In Blank, Dr. Blank was a physician whose interest in and employment by a small professional corporation was terminated by the majority shareholders, raising a classic freeze-out claim.
A “freeze-out” occurs when “[t]he squeezers (those who employ the freeze-out techniques) … deprive minority shareholders of corporate offices and of employment,” deny or withhold dividends, or otherwise frustrate the minority’s reasonable expectation of benefits from ownership of shares. Donahue, 367 Mass. at 588-89; Brodie v. Gordan, 447 Mass. 866, 869 (2006).
But in Blank’s case, his termination was effectuated in accordance with an employment contract and stock repurchase agreement that provided for such termination without cause on six months’ notice and repurchase of his shares at book value.
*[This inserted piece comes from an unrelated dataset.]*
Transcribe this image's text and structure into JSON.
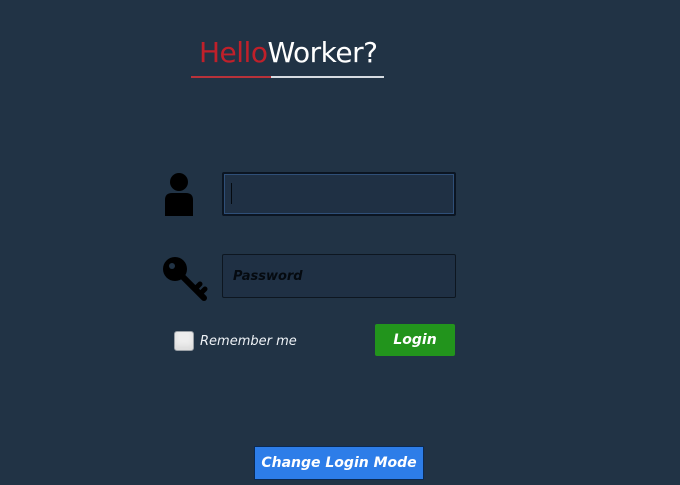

When Blank sued for breach of contract, breach of fiduciary duty and other alleged injuries, the termination was held to be proper, “because the terminating shareholders had acted in accordance with their agreement.” In Re Wet-Jet International, Inc., 235 B.R. 142, 150 (D. Mass. 1999), citing Blank, 420 Mass. at 406-09.
In other words, as noted by U.S. Bankruptcy Court Judge Henry J. Boroff, “the actions taken by the defendants — termination and stock repurchase — fell squarely within the ambit of the agreements governing these matters, made at the outset of the relationship between the plaintiff and the defendants.” Wet-Jet, 235 B.R. at 150.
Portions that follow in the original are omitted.